Abstimmung ein Element der Vernunft

Tomuschat spricht von einer grundsätzlichen Veränderung: "In demokratischen Staaten wird zunehmend darüber nachgedacht, die Parlamente in Entscheidungen über Militäreinsätze einzubinden". Der Völkerrechtler begrüßt diese Entwicklung: "Das ist ein moderierendes Element, ein Element der Vernunft, das hat man in Großbritannien gesehen."

Prof. Christian TOMUSCHAT,
Der Völkerrechtler Christian TomuschatBild: picture-alliance / Sven Simon

Der Politikwissenschaftler Christian Mölling sieht das ähnlich: "Insgesamt ist der Kurs positiv zu sehen. Wenn das Parlament mitbestimmen kann, dann ist das eine Demokratisierung des Prozesses. Der Vorteil ist, dass explizit begründet werden muss, warum man diese Militäreinsätze wie jetzt in Syrien haben will." Dadurch gebe es eine Debatte, ob die Kriegseinsätze richtig oder falsch seien. Mölling sagt, er glaube, dass durch eine Beteiligung der Parlamente der Rückhalt der Sicherheitspolitik in der Bevölkerung steige.

Bremsklotz Parlament?

Dagegen warnen die Gegner der Parlamentsbeteiligung vor unnötigen Verzögerungen bei der Entscheidung wichtiger sicherheitspolitischer Fragen. "Natürlich werden Militäreinsätze durch die Beteiligung des Parlaments schwieriger", sagt Christian Tomuschat, "aber das ist ja nicht schlecht. Ein Militäreinsatz sollte niemals eine ganz leichte Sache sein." Bei einem direkten Angriff auf das eigene Staatsgebiet könne die Regierung auch in Deutschland sofort reagieren. Die Zustimmung des Parlaments kann dann nachgeholt werden. Der Bundestag hat der Entsendung deutscher Soldaten außerdem in der Regel schnell zugestimmt.
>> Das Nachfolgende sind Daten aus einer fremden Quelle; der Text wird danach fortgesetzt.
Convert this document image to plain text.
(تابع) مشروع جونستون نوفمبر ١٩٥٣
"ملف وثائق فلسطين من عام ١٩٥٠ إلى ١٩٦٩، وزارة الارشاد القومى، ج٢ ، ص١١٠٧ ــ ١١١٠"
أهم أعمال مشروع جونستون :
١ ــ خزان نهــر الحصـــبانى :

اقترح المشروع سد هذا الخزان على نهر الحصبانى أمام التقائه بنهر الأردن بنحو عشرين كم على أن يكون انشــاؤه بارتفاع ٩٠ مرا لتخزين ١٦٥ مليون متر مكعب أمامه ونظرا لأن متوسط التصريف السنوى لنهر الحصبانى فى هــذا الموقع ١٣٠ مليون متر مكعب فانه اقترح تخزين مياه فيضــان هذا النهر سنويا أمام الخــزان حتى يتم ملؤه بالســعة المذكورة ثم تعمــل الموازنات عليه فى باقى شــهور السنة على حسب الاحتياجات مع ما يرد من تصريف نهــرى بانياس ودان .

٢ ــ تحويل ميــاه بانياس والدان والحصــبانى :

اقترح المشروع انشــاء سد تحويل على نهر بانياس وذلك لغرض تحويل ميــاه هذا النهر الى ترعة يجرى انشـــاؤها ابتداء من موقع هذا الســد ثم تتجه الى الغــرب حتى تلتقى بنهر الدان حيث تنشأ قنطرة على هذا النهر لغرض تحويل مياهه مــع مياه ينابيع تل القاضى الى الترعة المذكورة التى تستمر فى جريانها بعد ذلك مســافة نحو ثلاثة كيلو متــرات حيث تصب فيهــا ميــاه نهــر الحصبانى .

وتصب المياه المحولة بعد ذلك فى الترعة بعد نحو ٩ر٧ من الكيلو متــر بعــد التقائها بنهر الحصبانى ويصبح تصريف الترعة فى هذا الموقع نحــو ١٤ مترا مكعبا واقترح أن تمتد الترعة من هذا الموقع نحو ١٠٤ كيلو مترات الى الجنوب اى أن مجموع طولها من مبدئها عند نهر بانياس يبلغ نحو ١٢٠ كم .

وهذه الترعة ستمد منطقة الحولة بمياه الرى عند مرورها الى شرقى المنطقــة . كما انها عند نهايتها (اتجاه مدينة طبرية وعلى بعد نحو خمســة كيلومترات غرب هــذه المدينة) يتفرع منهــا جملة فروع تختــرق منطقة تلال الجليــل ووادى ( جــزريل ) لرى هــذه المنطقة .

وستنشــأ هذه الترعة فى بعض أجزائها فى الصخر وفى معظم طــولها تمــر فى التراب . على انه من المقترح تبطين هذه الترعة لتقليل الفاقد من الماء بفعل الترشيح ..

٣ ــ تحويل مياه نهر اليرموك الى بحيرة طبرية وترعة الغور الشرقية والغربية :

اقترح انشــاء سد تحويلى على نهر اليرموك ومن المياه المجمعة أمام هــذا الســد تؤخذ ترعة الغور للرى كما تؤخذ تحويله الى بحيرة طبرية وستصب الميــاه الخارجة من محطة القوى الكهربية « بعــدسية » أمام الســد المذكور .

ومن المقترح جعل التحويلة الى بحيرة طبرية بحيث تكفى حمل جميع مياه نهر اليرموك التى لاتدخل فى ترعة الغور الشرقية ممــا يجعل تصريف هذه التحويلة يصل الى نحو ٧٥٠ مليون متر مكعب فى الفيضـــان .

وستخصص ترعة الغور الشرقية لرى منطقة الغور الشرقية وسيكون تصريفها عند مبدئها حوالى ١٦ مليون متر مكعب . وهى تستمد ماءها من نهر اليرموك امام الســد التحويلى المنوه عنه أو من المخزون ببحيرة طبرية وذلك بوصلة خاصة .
In Deutschland ist der Parlamentsvorbehalt bei Militäreinsätzen geschriebenes Gesetz. In den USA, Großbritannien und Frankreich wäre ein Militärschlag gegen Syrien theoretisch auch ohne die Zustimmung der Parlamente möglich. Praktisch aber können sich Obama, Cameron und Hollande schon jetzt nur noch sehr schwer gegen das Votum ihrer Parlamente stellen. Und auch bei zukünftigen Militäreinsätzen werden die Abgeordneten in diesen Ländern wohl darauf bestehen, dass nicht mehr an ihnen vorbei entschieden wird. So ist der Parlamentsvorbehalt auf dem besten Weg, auch dort zumindest zu einem ungeschriebenen Gesetz zu werden.